Это серьезная зацепка, очень серьезная. Завтра же Семена возьму в оборот.
Вот так, постепенно и жутковато, картина вырисовывается. Но догадки и домыслы пока что не приоткрывают тайны бесследного исчезновения, в которой последний, посмертный ужас и возмездие… Я, как лунатик, пошел на выход, остановился… зачем я приходил? Ах да, студенческий зачет.
Но по дороге в кладовку опять остановился и принялся шарить в пыльных обломках. В основном крошево и мелкие куски, бесформенные, но попадались и побольше: уцелевшая стопа, незрячий глаз, часть руки (не тот изгиб!), улыбка… или не улыбка?.. в общем, крупные женские губы, уголки прелестно и как-то жестоко загибаются вверх. Ее губы, Цирцеи. Я уронил кусок алебастра, поднял другой: странное существо с безобразным личиком и рожками на темечке. Очень похожее я из пластилина вылепил, ну да, как из больницы вернулся. Господи, да это же поросенок! Не рожки, а ушки, не личико, а морда с пятачком… Ну вот, тайна и раскрылась: он разнес Цирцею со свиньями, которую парфюмерный шеф больше не увидит. Никто не увидит — и слава Богу.
Я отворил кладовку (значит, «Цирцея» тут пряталась полускрытой загадочной статуей), подошел к антресолям. Много старых набросков, есть и законченные вещи. Я перебирал и узнавал… мой детский двор, вон бабушкино лицо в окне, сейчас позовет: «Максимка!». Мама сидит в кресле в длинном пестром платье. Похожа, честное слово! Понятно, рисунок несовершенен, юная рука, но все равно нехорошо, бессердечно — родные лица в кладовке. Однако поправимо: завтра же выберу место, я теперь буду с близкими жить, сверхчеловеком уже пожил… так, что чуть не убили.

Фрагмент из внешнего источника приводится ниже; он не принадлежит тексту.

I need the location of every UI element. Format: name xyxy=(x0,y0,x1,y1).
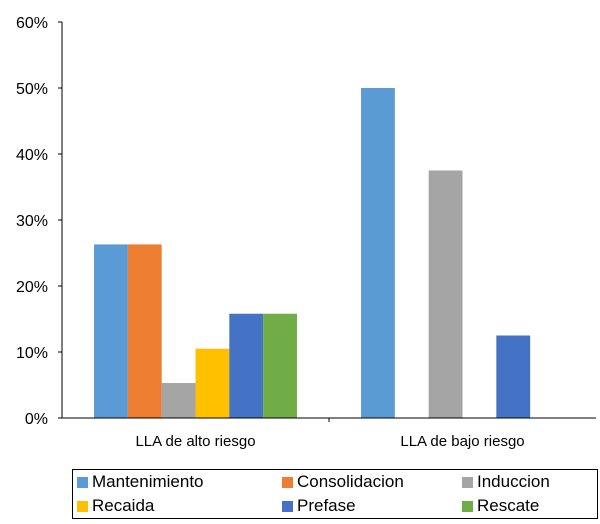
y-tick-label: 20% xyxy=(16,279,48,296)
bar-rescate xyxy=(263,313,297,418)
bar-mantenimiento xyxy=(94,244,128,418)
bar-consolidacion xyxy=(127,244,162,418)
legend-swatch xyxy=(282,500,293,512)
legend-item-consolidacion: Consolidacion xyxy=(282,470,462,494)
bar-recaida xyxy=(195,348,230,418)
legend-item-rescate: Rescate xyxy=(462,494,597,518)
legend: Mantenimiento Consolidacion Induccion Re… xyxy=(72,469,598,519)
bar-induccion xyxy=(428,170,463,418)
bar-mantenimiento xyxy=(361,88,395,418)
bar-prefase xyxy=(229,313,264,418)
legend-swatch xyxy=(462,500,473,512)
bar-induccion xyxy=(161,383,196,418)
y-axis: 0% 10% 20% 30% 40% 50% 60% xyxy=(16,15,62,428)
legend-label: Induccion xyxy=(477,472,550,491)
y-tick-label: 50% xyxy=(16,81,48,98)
legend-item-prefase: Prefase xyxy=(282,494,462,518)
legend-swatch xyxy=(282,476,293,488)
legend-label: Mantenimiento xyxy=(92,472,204,491)
x-tick-label: LLA de alto riesgo xyxy=(135,433,255,450)
legend-swatch xyxy=(77,476,88,488)
legend-swatch xyxy=(462,476,473,488)
legend-label: Recaida xyxy=(92,496,155,515)
bar-prefase xyxy=(496,335,531,418)
y-tick-label: 40% xyxy=(16,147,48,164)
legend-item-recaida: Recaida xyxy=(77,494,282,518)
legend-swatch xyxy=(77,500,88,512)
y-tick-label: 60% xyxy=(16,15,48,32)
y-tick-label: 0% xyxy=(25,411,48,428)
x-axis: LLA de alto riesgo LLA de bajo riesgo xyxy=(135,418,525,450)
bars xyxy=(94,88,531,418)
x-tick-label: LLA de bajo riesgo xyxy=(400,433,524,450)
legend-label: Prefase xyxy=(297,496,356,515)
legend-label: Consolidacion xyxy=(297,472,404,491)
legend-item-mantenimiento: Mantenimiento xyxy=(77,470,282,494)
y-tick-label: 30% xyxy=(16,213,48,230)
y-tick-label: 10% xyxy=(16,345,48,362)
legend-label: Rescate xyxy=(477,496,540,515)
legend-item-induccion: Induccion xyxy=(462,470,597,494)
bar-chart: 0%10%20%30%40%50%60% LLA de alto riesgo L… xyxy=(16,15,596,450)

У меня еще был пейзаж на зачет… нет, не детский двор, я помню. Вот! Ранняя весна, в радужном парном воздухе разлито радостное томление, ожидание и предчувствие праздника. Грязная дорога в колеях: через проселок, через путаницу мокрых веток и веточек угадываются в туманце силуэты покосившихся кое-где крестов, над ними обшарпанные купола — как раз без крестов. Своеобразный ракурс, непривычный, но я сразу узнал наш Успенский храм.
30
— Сема, в каком ящичке лежала маска?
— Вот здесь.
Он выдвинул верхний в изящной антикварной тумбочке.
— Ты понимаешь, конечно, Макс, я не сумасшедший, чтоб положить маску жены в чужой гроб. Если она вообще там лежала.

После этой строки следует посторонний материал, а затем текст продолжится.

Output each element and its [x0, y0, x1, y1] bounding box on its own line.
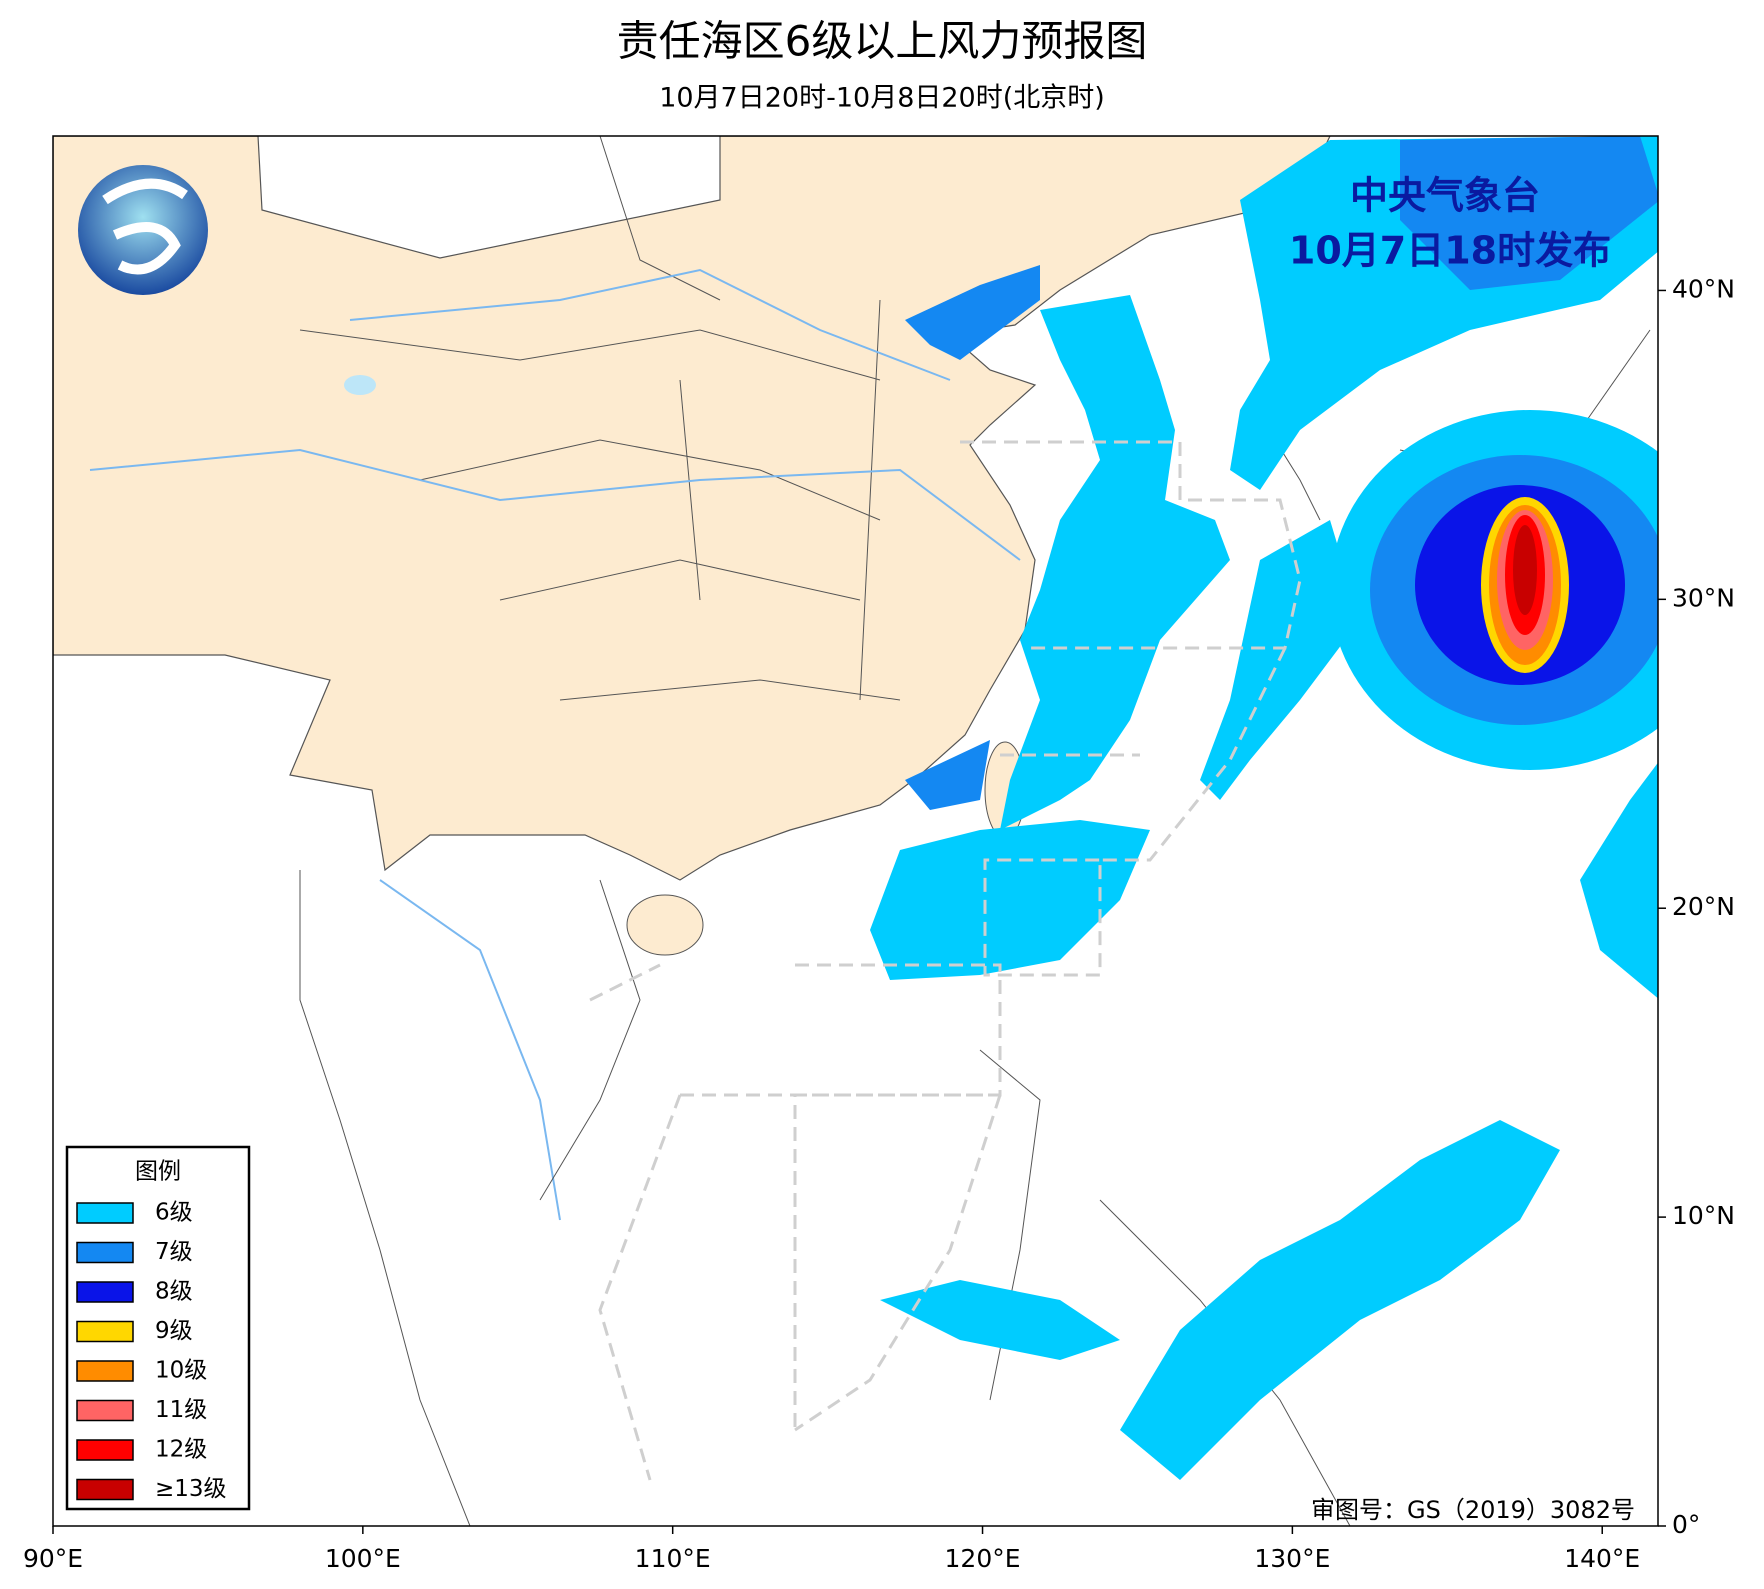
- x-tick-label: 90°E: [23, 1544, 83, 1573]
- legend-label: 10级: [155, 1358, 207, 1384]
- y-tick-label: 0°: [1672, 1510, 1700, 1539]
- issuer: 中央气象台: [1350, 174, 1540, 218]
- review-number: 审图号：GS（2019）3082号: [1311, 1496, 1635, 1524]
- x-tick-label: 120°E: [945, 1544, 1021, 1573]
- borders: [299, 136, 901, 701]
- y-tick-label: 30°N: [1672, 583, 1735, 612]
- y-tick-label: 40°N: [1672, 274, 1735, 303]
- legend-label: 9级: [155, 1318, 193, 1344]
- legend-label: 8级: [155, 1279, 193, 1305]
- y-tick-label: 10°N: [1672, 1201, 1735, 1230]
- issue-time: 10月7日18时发布: [1289, 229, 1611, 273]
- legend-swatch: [76, 1241, 134, 1264]
- title: 责任海区6级以上风力预报图: [617, 17, 1148, 66]
- map-frame: [52, 135, 1659, 1527]
- sea-zones: [589, 440, 1302, 1481]
- subtitle: 10月7日20时-10月8日20时(北京时): [659, 83, 1105, 114]
- x-tick-label: 110°E: [635, 1544, 711, 1573]
- x-tick-label: 140°E: [1564, 1544, 1640, 1573]
- legend-label: 11级: [155, 1397, 207, 1423]
- legend-label: ≥13级: [155, 1476, 227, 1502]
- legend: 图例 6级 7级 8级 9级 10级 11级 12级 ≥13级: [65, 1145, 251, 1511]
- legend-swatch: [76, 1320, 134, 1343]
- logo: [78, 165, 208, 295]
- legend-label: 7级: [155, 1239, 193, 1265]
- legend-swatch: [76, 1202, 134, 1224]
- legend-label: 6级: [155, 1200, 193, 1226]
- legend-swatch: [76, 1478, 134, 1501]
- land-hainan: [626, 894, 704, 956]
- legend-swatch: [76, 1399, 134, 1422]
- x-tick-label: 130°E: [1254, 1544, 1330, 1573]
- legend-swatch: [76, 1360, 134, 1382]
- y-tick-label: 20°N: [1672, 892, 1735, 921]
- map-body: [53, 136, 1658, 1526]
- legend-swatch: [76, 1439, 134, 1461]
- legend-label: 12级: [155, 1437, 207, 1463]
- wind-areas: [870, 136, 1658, 1480]
- rivers: [89, 268, 1021, 1221]
- lake: [344, 375, 376, 395]
- x-tick-label: 100°E: [325, 1544, 401, 1573]
- legend-title: 图例: [135, 1159, 181, 1185]
- legend-swatch: [76, 1281, 134, 1303]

— Улыбочка твоя не к месту. Я тоже не сумасшедший. «Линия гроба» ведет к другому.
Улыбочка погасла, мы разом закурили.
— Почему ты не спрашиваешь, к кому? Потому что знаешь. Мой профессор сказал: я имею дело с равным по своим возможностям противником.

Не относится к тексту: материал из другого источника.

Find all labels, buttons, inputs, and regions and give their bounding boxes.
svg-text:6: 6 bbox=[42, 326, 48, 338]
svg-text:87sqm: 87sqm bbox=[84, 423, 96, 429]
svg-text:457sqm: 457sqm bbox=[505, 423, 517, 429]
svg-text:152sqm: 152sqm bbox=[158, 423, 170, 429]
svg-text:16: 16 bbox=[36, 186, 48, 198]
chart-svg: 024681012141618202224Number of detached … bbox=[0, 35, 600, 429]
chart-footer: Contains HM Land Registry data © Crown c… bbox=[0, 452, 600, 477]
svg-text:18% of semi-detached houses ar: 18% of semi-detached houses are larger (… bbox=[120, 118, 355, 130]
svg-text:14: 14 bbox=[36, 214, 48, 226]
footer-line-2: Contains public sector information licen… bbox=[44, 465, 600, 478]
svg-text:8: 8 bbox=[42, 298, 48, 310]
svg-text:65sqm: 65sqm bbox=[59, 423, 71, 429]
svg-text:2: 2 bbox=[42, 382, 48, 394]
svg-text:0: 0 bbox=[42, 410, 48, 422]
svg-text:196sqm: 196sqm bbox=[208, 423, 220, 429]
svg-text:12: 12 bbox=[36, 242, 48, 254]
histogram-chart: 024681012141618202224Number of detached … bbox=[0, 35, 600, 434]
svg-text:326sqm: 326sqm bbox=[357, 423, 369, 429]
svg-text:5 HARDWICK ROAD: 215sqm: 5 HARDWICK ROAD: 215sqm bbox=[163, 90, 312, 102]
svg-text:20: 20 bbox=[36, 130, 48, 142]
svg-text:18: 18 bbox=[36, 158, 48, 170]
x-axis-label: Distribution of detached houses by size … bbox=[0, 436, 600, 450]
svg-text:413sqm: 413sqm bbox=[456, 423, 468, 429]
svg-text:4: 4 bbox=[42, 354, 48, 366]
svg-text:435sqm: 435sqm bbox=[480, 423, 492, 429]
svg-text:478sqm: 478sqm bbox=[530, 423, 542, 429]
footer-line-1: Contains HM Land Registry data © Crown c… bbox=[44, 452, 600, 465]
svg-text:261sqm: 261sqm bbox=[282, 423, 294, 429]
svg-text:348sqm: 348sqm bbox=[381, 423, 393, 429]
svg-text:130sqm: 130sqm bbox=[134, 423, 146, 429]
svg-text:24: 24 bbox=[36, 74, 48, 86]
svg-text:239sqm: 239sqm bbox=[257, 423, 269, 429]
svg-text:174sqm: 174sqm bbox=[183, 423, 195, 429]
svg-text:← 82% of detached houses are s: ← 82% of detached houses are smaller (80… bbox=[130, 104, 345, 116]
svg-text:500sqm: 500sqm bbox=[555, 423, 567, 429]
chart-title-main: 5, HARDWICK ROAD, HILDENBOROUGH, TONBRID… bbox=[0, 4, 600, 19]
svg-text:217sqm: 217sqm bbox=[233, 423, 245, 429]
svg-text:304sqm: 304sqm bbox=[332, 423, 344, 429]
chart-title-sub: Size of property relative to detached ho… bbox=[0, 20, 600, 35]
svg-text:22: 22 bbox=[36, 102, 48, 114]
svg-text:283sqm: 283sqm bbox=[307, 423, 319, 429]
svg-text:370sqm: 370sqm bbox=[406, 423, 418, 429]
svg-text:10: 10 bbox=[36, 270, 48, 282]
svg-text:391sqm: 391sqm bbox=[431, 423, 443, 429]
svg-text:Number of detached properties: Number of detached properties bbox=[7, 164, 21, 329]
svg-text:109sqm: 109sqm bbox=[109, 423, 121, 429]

— Мои возможности, стало быть, ниже, — Сема вдруг взглянул остро и проницательно. — По умственным способностям или по весу?
— Лезешь в убийцы? Мне кажется, у тебя кишка тонка.
— Спасибо. Ты как всегда любезен.
— Не за что. Уверен, что ты тоже не чистейший голубок, иначе Ивана Петровича покрывать бы не стал. Лучше признайся, Сема, вспомню — не пощажу.
Он пожал плечами. Веснушки на побледневшем лице пылали красными точками; и весь он был собран, подобран, как животное перед схваткой. Напрасно я его недооценивал.
— Вы с ним встретились в электричке, — сказал я тихо.
— В какой еще…
— В той, что отправляется из Теми в 10.55.
— Я про не вообще не знал!
— Верю. Ты позже сопоставил и выяснил. При мне, помнишь? Тем самым ты его выдал.
— Макс, не бери меня «на понт», не удастся.
— Хочешь, возьму? Позвоню сейчас Ивану Петровичу и скажу, что ты его выдал.